Ma non è solo questo che, adesso, si rischia di perdere.
Ruspa da Perdi.
Nel novembre 2019 qualcheduno della Soprintendenza ha autorizzato e fatto mettere in campo una ruspa che al Castello di Milano ha scavato il terreno proprio laddove era stata costruita la “ghirlanda” documentata, come s’è detto, da Leonardo da Vinci.
Dopo due-tre settimane il cantiere è ancora perfettamente visibile, come lo sono i buchi che la ruspa ha provocato sull’opera architettonica.
Come mai i patrimoni di storia e di architettura italiani vengono ignorati innanzitutto da coloro che sono preposti dal Cittadino per la loro salvaguardia e valorizzazione?

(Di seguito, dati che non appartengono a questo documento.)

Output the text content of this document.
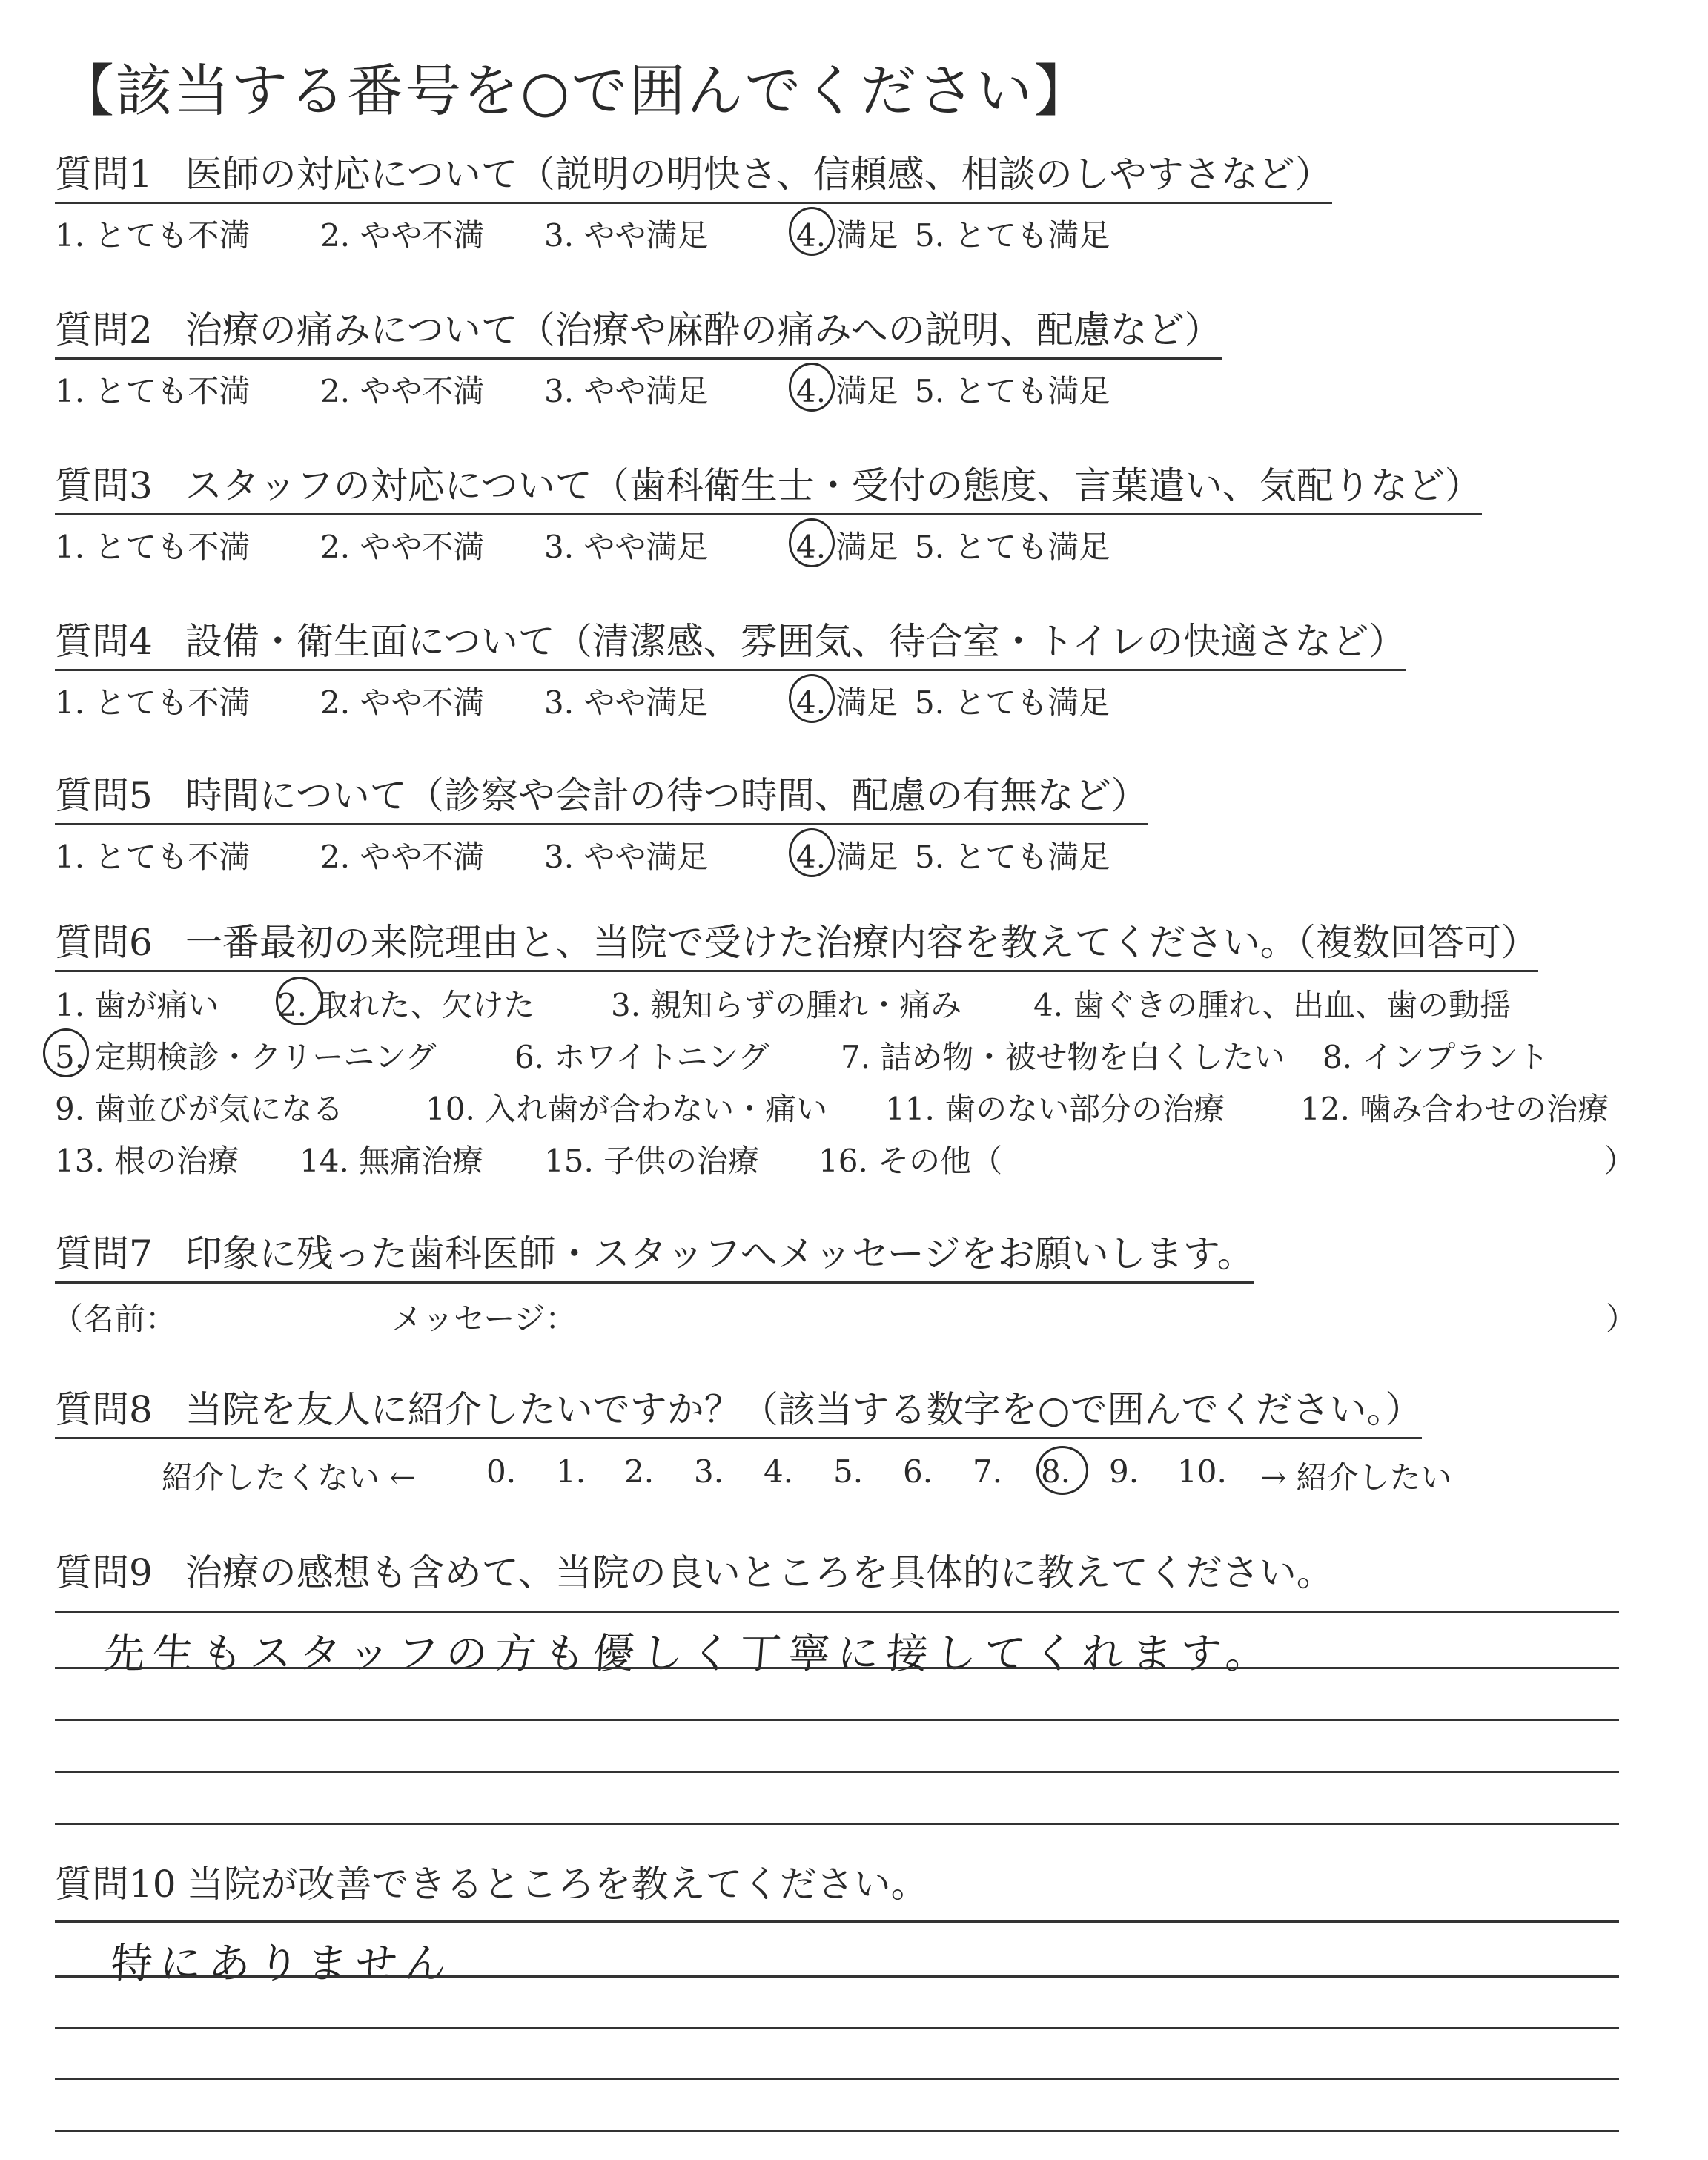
【該当する番号を○で囲んでください】
質問1 医師の対応について（説明の明快さ、信頼感、相談のしやすさなど）
1. とても不満 2. やや不満 3. やや満足	4. 満足 5. とても満足
質問2 治療の痛みについて（治療や麻酔の痛みへの説明、配慮など）
1. とても不満 2. やや不満 3. やや満足	4. 満足 5. とても満足
質問3 スタッフの対応について（歯科衛生士・受付の態度、言葉遣い、気配りなど）
1. とても不満 2. やや不満 3. やや満足	4. 満足 5. とても満足
質問4 設備・衛生面について（清潔感、雰囲気、待合室・トイレの快適さなど）
1. とても不満 2. やや不満 3. やや満足	4. 満足 5. とても満足
質問5 時間について（診察や会計の待つ時間、配慮の有無など）
1. とても不満 2. やや不満 3. やや満足	4. 満足 5. とても満足
質問6 一番最初の来院理由と、当院で受けた治療内容を教えてください。（複数回答可）
1. 歯が痛い 2. 取れた、欠けた 3. 親知らずの腫れ・痛み 4. 歯ぐきの腫れ、出血、歯の動揺
5. 定期検診・クリーニング	6. ホワイトニング 7. 詰め物・被せ物を白くしたい 8. インプラント
9. 歯並びが気になる	10. 入れ歯が合わない・痛い 11. 歯のない部分の治療 12. 噛み合わせの治療
13. 根の治療 14. 無痛治療 15. 子供の治療 16. その他（	）
質問7 印象に残った歯科医師・スタッフへメッセージをお願いします。
（名前：	メッセージ：	）
質問8 当院を友人に紹介したいですか？（該当する数字を○で囲んでください。）
紹介したくない ← 0. 1. 2. 3. 4. 5. 6. 7. 8. 9. 10. → 紹介したい
質問9 治療の感想も含めて、当院の良いところを具体的に教えてください。
先生もスタッフの方も優しく丁寧に接してくれます。
質問10 当院が改善できるところを教えてください。
特にありません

Che cosa vogliono fare al Castello di Milano? Portare a terminare l’opera di demolizione della “ghirlanda” a colpi di ruspa e perdere così completamente la memoria anche del lavoro svolto da Leonardo?
Difatti non mi pare che le così dette autorità competenti abbiano ricordato, in questo Cinquecentenario, il fatto che il Castello di Milano e soprattutto la “ghirlanda” siano stati documentati poco più di mezzo millennio fa proprio dal più grande genio mai esistito.
Oggi la dottoressa Ruspa da Perdi svolge il lavoro che le autorità hanno autorizzato: la cancellazione della memoria tramite la benna. E questo non solo al Castello di Milano.